Nerves shot through him, and each breath was short and sharp as his hand stretched out towards the brass handle. An almost inaudible creak reached his ears, he was sure it had come from the confines of this room. Pulling out his gun, he kicked the door open, but could see nothing. Emptiness and a permanent shadow filled every corner of this room. The dead air chilled him and the only light able to defile this absolutely darkened tomb fell upon an archaic ledger lying upon a solitary table. Gun lowered, he approached the table, and he cast his eye inquisitively over the cover. The gold lettering had come off the leather bound tome in most places, but looking closer at them, he could see that they were written in the same unknown language, which he had seen as he had entered this very building. Looking through it Alexander was fascinated to see that it was empty; all except for the middle pages, which had drawn on them a large eight pointed star.

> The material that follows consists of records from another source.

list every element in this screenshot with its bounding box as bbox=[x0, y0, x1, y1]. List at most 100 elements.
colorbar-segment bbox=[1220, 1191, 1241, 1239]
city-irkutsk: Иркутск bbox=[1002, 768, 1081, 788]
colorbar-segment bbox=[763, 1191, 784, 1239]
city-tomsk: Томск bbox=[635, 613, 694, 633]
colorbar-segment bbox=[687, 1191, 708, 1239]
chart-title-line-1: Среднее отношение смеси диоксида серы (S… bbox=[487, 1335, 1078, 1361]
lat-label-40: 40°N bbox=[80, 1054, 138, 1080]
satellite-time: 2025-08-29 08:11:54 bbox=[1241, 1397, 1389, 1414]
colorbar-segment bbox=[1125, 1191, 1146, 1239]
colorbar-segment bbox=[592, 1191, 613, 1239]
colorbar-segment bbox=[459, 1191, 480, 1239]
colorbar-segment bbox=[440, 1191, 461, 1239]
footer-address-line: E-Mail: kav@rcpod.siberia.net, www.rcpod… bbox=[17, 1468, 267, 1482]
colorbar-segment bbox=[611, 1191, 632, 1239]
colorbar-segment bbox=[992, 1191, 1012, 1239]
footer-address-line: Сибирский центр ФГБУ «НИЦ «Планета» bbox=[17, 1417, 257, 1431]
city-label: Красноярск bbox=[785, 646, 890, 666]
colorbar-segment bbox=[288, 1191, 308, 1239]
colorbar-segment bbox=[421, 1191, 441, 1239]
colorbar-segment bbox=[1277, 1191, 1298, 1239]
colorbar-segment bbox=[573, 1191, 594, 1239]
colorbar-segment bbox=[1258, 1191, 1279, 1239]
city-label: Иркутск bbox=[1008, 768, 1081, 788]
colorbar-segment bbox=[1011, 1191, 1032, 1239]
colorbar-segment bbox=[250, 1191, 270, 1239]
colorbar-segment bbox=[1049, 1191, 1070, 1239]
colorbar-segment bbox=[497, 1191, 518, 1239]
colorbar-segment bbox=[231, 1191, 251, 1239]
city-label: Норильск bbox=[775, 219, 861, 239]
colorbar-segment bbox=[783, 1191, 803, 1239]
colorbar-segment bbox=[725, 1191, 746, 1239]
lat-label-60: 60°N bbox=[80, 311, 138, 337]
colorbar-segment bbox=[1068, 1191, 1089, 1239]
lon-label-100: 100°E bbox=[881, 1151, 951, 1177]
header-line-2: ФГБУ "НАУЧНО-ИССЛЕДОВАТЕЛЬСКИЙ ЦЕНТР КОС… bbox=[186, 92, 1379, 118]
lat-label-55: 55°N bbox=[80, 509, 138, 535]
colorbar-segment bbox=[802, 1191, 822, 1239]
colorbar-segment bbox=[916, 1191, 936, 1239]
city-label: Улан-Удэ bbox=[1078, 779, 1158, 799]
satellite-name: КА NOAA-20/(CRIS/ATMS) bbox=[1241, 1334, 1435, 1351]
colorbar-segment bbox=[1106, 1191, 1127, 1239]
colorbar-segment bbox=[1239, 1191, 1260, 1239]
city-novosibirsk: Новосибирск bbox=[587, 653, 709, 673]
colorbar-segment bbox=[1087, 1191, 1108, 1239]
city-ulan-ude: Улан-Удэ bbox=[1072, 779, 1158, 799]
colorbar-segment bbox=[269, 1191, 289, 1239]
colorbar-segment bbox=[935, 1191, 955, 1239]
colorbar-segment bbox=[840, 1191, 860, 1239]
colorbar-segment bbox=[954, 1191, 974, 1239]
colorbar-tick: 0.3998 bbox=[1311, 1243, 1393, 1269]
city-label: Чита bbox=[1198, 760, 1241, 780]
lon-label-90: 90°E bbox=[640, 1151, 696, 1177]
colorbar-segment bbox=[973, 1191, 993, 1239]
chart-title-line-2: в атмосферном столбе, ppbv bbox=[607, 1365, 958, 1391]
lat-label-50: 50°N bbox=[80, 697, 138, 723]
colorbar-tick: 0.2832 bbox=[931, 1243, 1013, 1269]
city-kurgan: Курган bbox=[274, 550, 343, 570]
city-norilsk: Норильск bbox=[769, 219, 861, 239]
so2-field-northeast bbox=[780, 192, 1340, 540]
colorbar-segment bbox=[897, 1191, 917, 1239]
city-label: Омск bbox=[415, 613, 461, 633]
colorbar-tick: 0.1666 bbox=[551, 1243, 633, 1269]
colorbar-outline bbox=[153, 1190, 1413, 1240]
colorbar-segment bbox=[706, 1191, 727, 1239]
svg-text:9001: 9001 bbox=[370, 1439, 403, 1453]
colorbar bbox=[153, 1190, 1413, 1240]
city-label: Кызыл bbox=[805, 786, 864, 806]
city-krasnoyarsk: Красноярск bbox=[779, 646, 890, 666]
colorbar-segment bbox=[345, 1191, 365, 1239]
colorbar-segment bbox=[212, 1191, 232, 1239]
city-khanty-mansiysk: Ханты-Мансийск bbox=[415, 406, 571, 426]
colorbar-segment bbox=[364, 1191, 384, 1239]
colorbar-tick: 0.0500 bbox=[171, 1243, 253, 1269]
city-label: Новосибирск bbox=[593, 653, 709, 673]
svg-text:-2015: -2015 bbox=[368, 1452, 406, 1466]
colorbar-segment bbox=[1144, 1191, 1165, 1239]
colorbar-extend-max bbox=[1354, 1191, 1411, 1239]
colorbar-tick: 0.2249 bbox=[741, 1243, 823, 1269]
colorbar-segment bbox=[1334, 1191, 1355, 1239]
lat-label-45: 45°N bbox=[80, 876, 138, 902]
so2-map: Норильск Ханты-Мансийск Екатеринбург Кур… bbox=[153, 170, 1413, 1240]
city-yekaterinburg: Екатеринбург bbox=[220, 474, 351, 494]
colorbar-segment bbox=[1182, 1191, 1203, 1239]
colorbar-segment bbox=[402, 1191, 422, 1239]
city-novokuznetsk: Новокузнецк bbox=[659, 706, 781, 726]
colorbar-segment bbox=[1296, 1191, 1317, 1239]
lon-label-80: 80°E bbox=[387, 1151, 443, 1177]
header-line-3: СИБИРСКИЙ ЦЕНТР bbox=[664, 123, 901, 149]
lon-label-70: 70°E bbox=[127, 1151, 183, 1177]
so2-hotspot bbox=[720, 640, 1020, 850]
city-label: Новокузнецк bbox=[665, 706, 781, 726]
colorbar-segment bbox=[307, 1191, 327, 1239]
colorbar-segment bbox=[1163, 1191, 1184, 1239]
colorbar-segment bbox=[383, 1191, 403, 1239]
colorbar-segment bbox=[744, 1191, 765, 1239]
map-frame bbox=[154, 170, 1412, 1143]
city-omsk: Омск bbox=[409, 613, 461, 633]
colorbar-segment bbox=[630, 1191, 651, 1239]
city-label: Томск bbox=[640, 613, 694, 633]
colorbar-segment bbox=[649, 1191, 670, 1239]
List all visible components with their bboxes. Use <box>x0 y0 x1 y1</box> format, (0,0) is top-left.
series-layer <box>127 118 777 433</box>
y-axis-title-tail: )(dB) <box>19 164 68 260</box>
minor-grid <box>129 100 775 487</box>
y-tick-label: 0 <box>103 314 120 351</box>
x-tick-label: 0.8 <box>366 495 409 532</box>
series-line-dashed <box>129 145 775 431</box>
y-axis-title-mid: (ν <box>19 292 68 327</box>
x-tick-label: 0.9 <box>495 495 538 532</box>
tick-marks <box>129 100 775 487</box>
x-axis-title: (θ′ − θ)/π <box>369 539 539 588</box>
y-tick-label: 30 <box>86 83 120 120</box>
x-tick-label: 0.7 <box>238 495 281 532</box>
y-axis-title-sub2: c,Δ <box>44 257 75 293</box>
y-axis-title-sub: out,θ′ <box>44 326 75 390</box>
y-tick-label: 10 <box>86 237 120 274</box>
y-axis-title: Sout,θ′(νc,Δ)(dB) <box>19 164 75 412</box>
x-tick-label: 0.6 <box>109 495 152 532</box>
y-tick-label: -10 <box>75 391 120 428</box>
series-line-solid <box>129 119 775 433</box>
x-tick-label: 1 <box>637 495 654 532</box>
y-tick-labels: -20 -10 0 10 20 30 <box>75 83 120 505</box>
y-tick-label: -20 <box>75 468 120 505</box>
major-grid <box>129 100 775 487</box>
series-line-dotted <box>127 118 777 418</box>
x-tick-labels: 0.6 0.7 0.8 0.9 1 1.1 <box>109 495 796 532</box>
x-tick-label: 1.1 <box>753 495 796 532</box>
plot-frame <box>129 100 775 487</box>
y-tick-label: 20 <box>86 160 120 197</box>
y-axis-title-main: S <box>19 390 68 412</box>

The drawing seemed to glow in the unnatural moonlight as he turned to leave. The cold was relentless. Without warning he fell to the floor, the gun flying from his hand and ricocheting against an invisible wall. A large shapeless entity lay upon the floor; this was the cause of his crash to the ground. He stood and once more walked over to the window. Placing his hands upon the shutters he pulled with all his might. The old wood protested pitifully before finally succumbing to the harsh light, which lay readily behind it; as it fell to the floor the light flooded into the room like warriors hastening to the empty spaces in a battlefield.

Alexander turned and for the first time since he had crossed the very threshold gave an audible gasp. Lying face down upon the floor, a body was draped in an ornate emerald cloak. Inching forward he lowered himself towards the ground, level with this unknown body. He placed his fingers on the victim’s neck, trying to find a pulse. The skin abhorred him in its fetid frozen attitude. But something was not right; the body looked somehow different. Healthy. At peace. Alexander was dimly aware of the fluttering against the window and strange shadows danced upon the carved stone floor. And there they were: Two holes, round and true piercing the skin of this stranger, the life-force drained yet lending a strangely erotic and sensual fullness to the curve of the neck. Alexander was at once repulsed and intrigued.

The shutters rattled, though there was no wind. The moon shone and the puncture marks of the corpse penetrated ominously like the piercing eyes of the soul-less dead.

When the door silently closed behind him, Alexander knew he had finally found what he was looking for.